The measure of success is not whether you have a tough problem to deal with, but whether its the same problem you had last year. (John Foster Dulles)
If this is true (that revenue is OK), then we need to look at the effectiveness of your business. This is such a big area it can be hard to know where to start. Often people know about a particular area, so that gets their focus. But in high-level terms, there are some foundational issues that need to be explored. Ideally this is done in a logical, structured way. Owners of SME's generally don't have the time and resources to either do this themselves, or to select and pay someone with appropriate skills to do this reliably for them. However, having the bigger picture in mind can ensure that effort spent on an area is consistent with the long term picture.
Many attribute a saying to Gary Player - but he was simply quoting an earlier player, who it seems also borrowed the saying.
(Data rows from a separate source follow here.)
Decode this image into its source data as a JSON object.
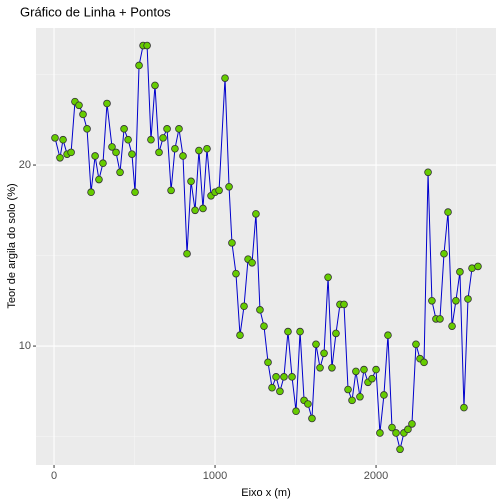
{
  "chart_data": {
    "type": "line",
    "title": "Gráfico de Linha + Pontos",
    "x_label": "Eixo x (m)",
    "y_label": "Teor de argila do solo (%)",
    "x": [
      6,
      37,
      56,
      81,
      106,
      130,
      155,
      180,
      205,
      230,
      255,
      279,
      304,
      329,
      360,
      385,
      410,
      435,
      460,
      484,
      503,
      528,
      553,
      578,
      602,
      627,
      652,
      677,
      702,
      727,
      751,
      776,
      801,
      826,
      851,
      876,
      900,
      925,
      950,
      975,
      1000,
      1025,
      1062,
      1087,
      1105,
      1130,
      1155,
      1180,
      1205,
      1230,
      1254,
      1279,
      1304,
      1329,
      1354,
      1379,
      1403,
      1428,
      1453,
      1478,
      1503,
      1528,
      1553,
      1577,
      1602,
      1627,
      1652,
      1677,
      1702,
      1726,
      1751,
      1776,
      1801,
      1826,
      1851,
      1875,
      1900,
      1925,
      1950,
      1975,
      2000,
      2024,
      2049,
      2074,
      2099,
      2124,
      2149,
      2173,
      2198,
      2223,
      2248,
      2273,
      2298,
      2323,
      2347,
      2372,
      2397,
      2422,
      2447,
      2472,
      2496,
      2521,
      2546,
      2571,
      2596,
      2633
    ],
    "series": [
      {
        "color": "#0000cc",
        "marker_color": "#66cc00",
        "values": [
          21.5,
          20.4,
          21.4,
          20.6,
          20.7,
          23.5,
          23.3,
          22.8,
          22.0,
          18.5,
          20.5,
          19.2,
          20.1,
          23.4,
          21.0,
          20.7,
          19.6,
          22.0,
          21.4,
          20.6,
          18.5,
          25.5,
          26.6,
          26.6,
          21.4,
          24.4,
          20.7,
          21.5,
          22.0,
          18.6,
          20.9,
          22.0,
          20.5,
          15.1,
          19.1,
          17.5,
          20.8,
          17.6,
          20.9,
          18.3,
          18.5,
          18.6,
          24.8,
          18.8,
          15.7,
          14.0,
          10.6,
          12.2,
          14.8,
          14.6,
          17.3,
          12.0,
          11.1,
          9.1,
          7.7,
          8.3,
          7.5,
          8.3,
          10.8,
          8.3,
          6.4,
          10.8,
          7.0,
          6.8,
          6.0,
          10.1,
          8.8,
          9.6,
          13.8,
          8.8,
          10.7,
          12.3,
          12.3,
          7.6,
          7.0,
          8.6,
          7.2,
          8.7,
          8.0,
          8.2,
          8.7,
          5.2,
          7.3,
          10.6,
          5.5,
          5.2,
          4.3,
          5.2,
          5.4,
          5.7,
          10.1,
          9.3,
          9.1,
          19.6,
          12.5,
          11.5,
          11.5,
          15.1,
          17.4,
          11.1,
          12.5,
          14.1,
          6.6,
          12.6,
          14.3,
          14.4
        ]
      }
    ],
    "xlim": [
      -112,
      2745
    ],
    "ylim": [
      3.43,
      27.57
    ],
    "xticks": [
      0,
      1000,
      2000
    ],
    "yticks": [
      10,
      20
    ],
    "grid": true
  }
}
Although there is doubt about who said it first, there is no doubt about the meaning: The harder I practise the luckier I get. In business you do get lucky breaks from time to time - but in general the second law of thermodynamics rules. Left to itself the path is downwards. So if you want to move your business onwards and upwards, you (and nobody else) must drive it forward.
At a very high level, here are some basic issues many business owners neglect, but are part of the way forward.
Develop a mission and goals. Understanding the real purpose of being in business can help you build better processes, develop business plans, set goals and build understanding and trust with both team members and customers.
Understand your strengths, weaknesses, opportunities and threats (SWOT). A SWOT analysis helps to improve problem areas and use what you do well to full advantage. As well as looking at you and your business, It involves an analysis of your industry, competition and customers. It measures your current operational performance - so is best to be conducted regularly, to ensure trends are picked up.
Work ON not IN the business. Being stuck doing the day-to-day activities means you don’t have time to implement any new ideas. Step back and look at your business objectively to see what needs to be improved to help it grow. Free yourself up to implement those new strategies.
Systematise processes. This frees up more of your time to work ON the business. It makes the business run smoothly, and creates a consistent way of doing things for team members. It makes your business more valuable because it doesn’t have to depend entirely on you to operate.
Build a team. A ‘team’ is important to creating a positive work environment. Involve your team in growing your business. Having systems and delegating responsibility makes team members feel valued and motivated. Training is critical for empowering and keeping good team members.